How a notaire is paid
Notaire fees in a property transaction are paid by the buyer (with rare exceptions where the seller's contract specifies otherwise). The total frais de notaire are calculated at closing and include:
- Transfer tax (droits de mutation) paid to the French state, representing approximately 5.8 to 5.9% of the purchase price for most transactions in Paris.
- Notaire's professional fee (émoluments), regulated by state decree, representing approximately 0.8 to 1% of the purchase price.
- Disbursements (débours), reimbursing the notaire for costs incurred during due diligence (land registry searches, syndic queries, etc.), typically €800 to €1,500.
- Mortgage registration tax, if applicable, at approximately 1.5% of the loan amount.
The notaire's professional fee is non-negotiable for the regulated portion (set by decree) but can be negotiated up to a 20% discount on transactions above €150,000. This represents a few hundred euros at most. The transfer tax and disbursements are fixed.

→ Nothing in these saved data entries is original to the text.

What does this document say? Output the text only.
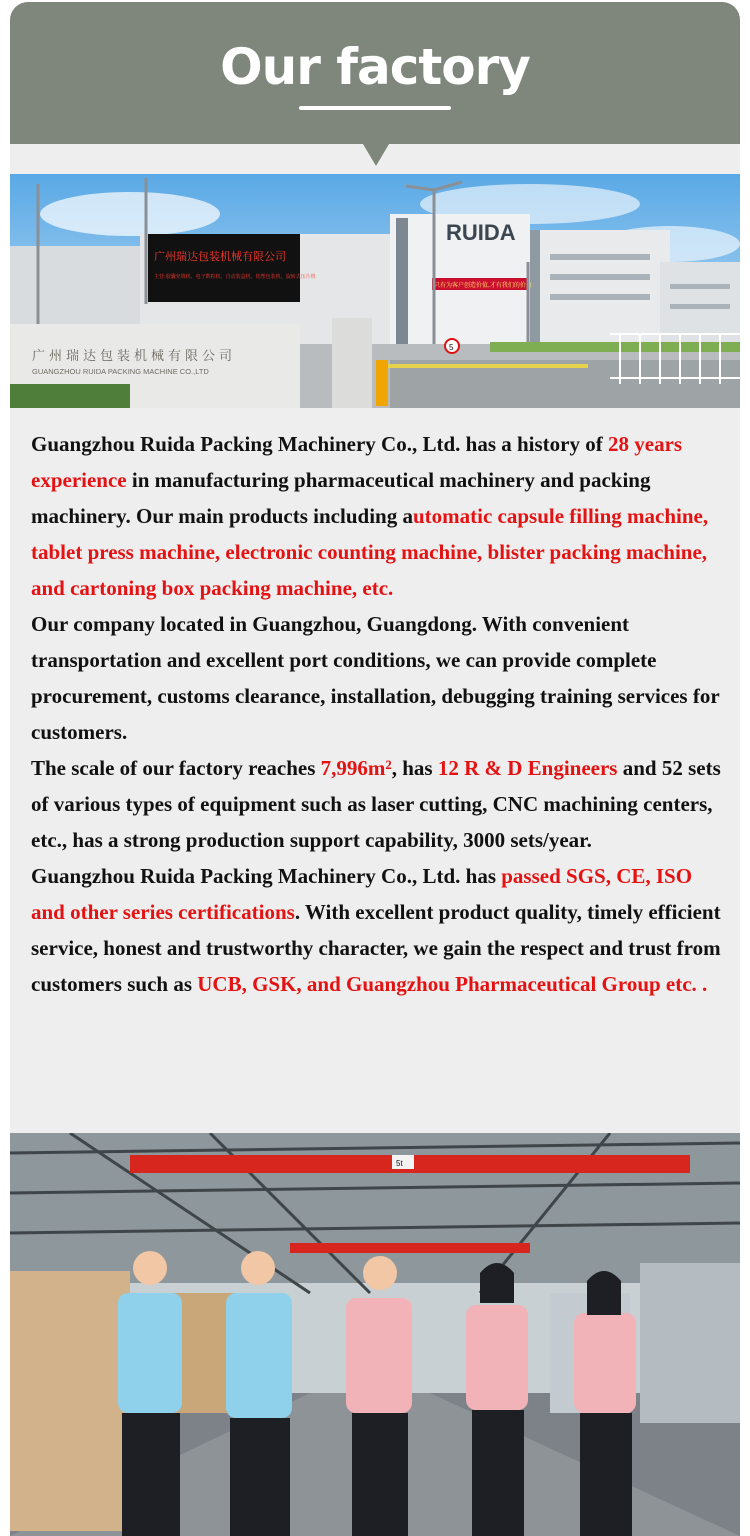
Our factory
RUIDA
广州瑞达包装机械有限公司
主营:胶囊充填机、电子数粒机、自动装盒机、铝塑包装机、旋转式压片机
只有为客户创造价值,才有我们的价值
广州瑞达包装机械有限公司
GUANGZHOU RUIDA PACKING MACHINE CO.,LTD
5

Guangzhou Ruida Packing Machinery Co., Ltd. has a history of 28 years experience in manufacturing pharmaceutical machinery and packing machinery. Our main products including automatic capsule filling machine, tablet press machine, electronic counting machine, blister packing machine, and cartoning box packing machine, etc.

Our company located in Guangzhou, Guangdong. With convenient transportation and excellent port conditions, we can provide complete procurement, customs clearance, installation, debugging training services for customers.

The scale of our factory reaches 7,996m², has 12 R & D Engineers and 52 sets of various types of equipment such as laser cutting, CNC machining centers, etc., has a strong production support capability, 3000 sets/year.

Guangzhou Ruida Packing Machinery Co., Ltd. has passed SGS, CE, ISO and other series certifications. With excellent product quality, timely efficient service, honest and trustworthy character, we gain the respect and trust from customers such as UCB, GSK, and Guangzhou Pharmaceutical Group etc. .

5t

How communication works during the transaction
For our American clients, we serve as the primary point of contact and translate between the notaire's office and the buyer. The notaires we work with are comfortable communicating directly in English over email and video calls, and we facilitate calls between you and them at the key moments of the transaction:
- The initial introduction call (typically 30 minutes), where the notaire explains the timeline and confirms the documents needed.
- The compromis signing call, where the notaire walks through the key sections of the document before signing.
- The closing call, where the notaire reads the acte authentique and confirms understanding before final signature.
Between these moments, day-to-day questions and document exchanges go through us as part of The Paris Acquisition.